On each day of the week when alcohol is offered for delivery, the store is supposed to be open for at least half of those hours. Prime Now offers alcohol deliveries from 8am to midnight, so the store should be open for at least eight hours. I was there at midday, 12:30 to 1:30pm. There was no store! So it wasn’t open.

The hours for the public opening of the store are supposed to be posted at the entrance to the premises. There was no such notice; only the “Restricted Area. No Trespassing. Private Property. Authorized Personnel Only” sign.

I called the California ABC to ask what the possible penalties are for egregious multiple violations of a liquor license. But I didn’t want to give away the story, so the agent I spoke to had to work with hypotheticals, and he pointed out that the ABC’s definition of “egregious” might differ from mine.

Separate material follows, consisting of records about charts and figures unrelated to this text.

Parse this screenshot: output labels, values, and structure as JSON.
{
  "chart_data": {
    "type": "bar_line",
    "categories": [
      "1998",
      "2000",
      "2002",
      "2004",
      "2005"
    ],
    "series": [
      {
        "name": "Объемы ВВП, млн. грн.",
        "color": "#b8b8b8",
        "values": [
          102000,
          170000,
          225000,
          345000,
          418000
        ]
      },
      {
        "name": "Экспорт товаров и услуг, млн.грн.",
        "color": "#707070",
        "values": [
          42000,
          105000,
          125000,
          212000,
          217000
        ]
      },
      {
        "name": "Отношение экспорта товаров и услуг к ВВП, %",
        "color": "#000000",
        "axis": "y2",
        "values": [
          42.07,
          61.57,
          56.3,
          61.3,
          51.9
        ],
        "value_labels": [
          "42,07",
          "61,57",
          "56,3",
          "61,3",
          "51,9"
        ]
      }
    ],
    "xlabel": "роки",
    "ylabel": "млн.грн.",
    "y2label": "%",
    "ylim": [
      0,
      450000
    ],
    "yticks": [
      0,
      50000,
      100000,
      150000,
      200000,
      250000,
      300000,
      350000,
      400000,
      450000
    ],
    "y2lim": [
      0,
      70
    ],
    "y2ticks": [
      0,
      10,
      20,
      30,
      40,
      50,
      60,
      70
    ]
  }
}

He also told me that the specific restrictions on an alcohol license like Prime Now’s come with the full knowledge and consent of the person applying.

“They are conditions that the applicant agrees to before they become the licensee,” Matthew Hydar, supervising agent for California Department of Alcoholic Beverage Control, told Wine-Searcher.

Is not even opening the store you agreed to open egregious? Even if so, Amazon might get off easy.

Hydar said that some first-offense violations would receive just a notice of violation.

“With multiple egregious offenses, we would look at anything from a fine, which would range from $750 to $3000, or, but not and, a 15-day license suspension,” Hydar said. “We can levy fines and suspensions and revocations. This will all depend on the investigation.”

Hydar said ABC works with local law enforcement on license violations. It won’t be hard for the LAPD to help: there’s a big police station almost directly across the street. A police officer could walk over there this very afternoon.

Hydar sent me a list of Penalty Policy Guidelines for the ABC. Most of the potential penalties Amazon can shrug off as a cost of doing business. But if Prime Now is found guilty of “Misrepresenting Material Fact on Application,” the recommended penalty is license revocation.

I don’t know if there ever was a liquor store at 3334 N San Fernando Rd, but as of last week, there wasn’t, and apparently there aren’t plans for one either. There is a construction trailer adjacent to the building, so I walked in and asked if they’re building a liquor store.

“No sir. There’s no liquor store,” the construction foreman told me. “You can order a bottle of liquor online and they’ll deliver it to you in two hours. But there’s no liquor store here.” And they’re not building one either, he said.

I had brought bubble wrap with me, preparing to bring home a bottle of rye whiskey that I was going to charge to Wine-Searcher. I got no rye whiskey. But I did get a better story than I bargained for.

You can order whiskey or wine from the Amazon warehouse at 3334 N San Fernando Rd in Los Angeles. But there’s no liquor store open to the public there, in clear violation of California law.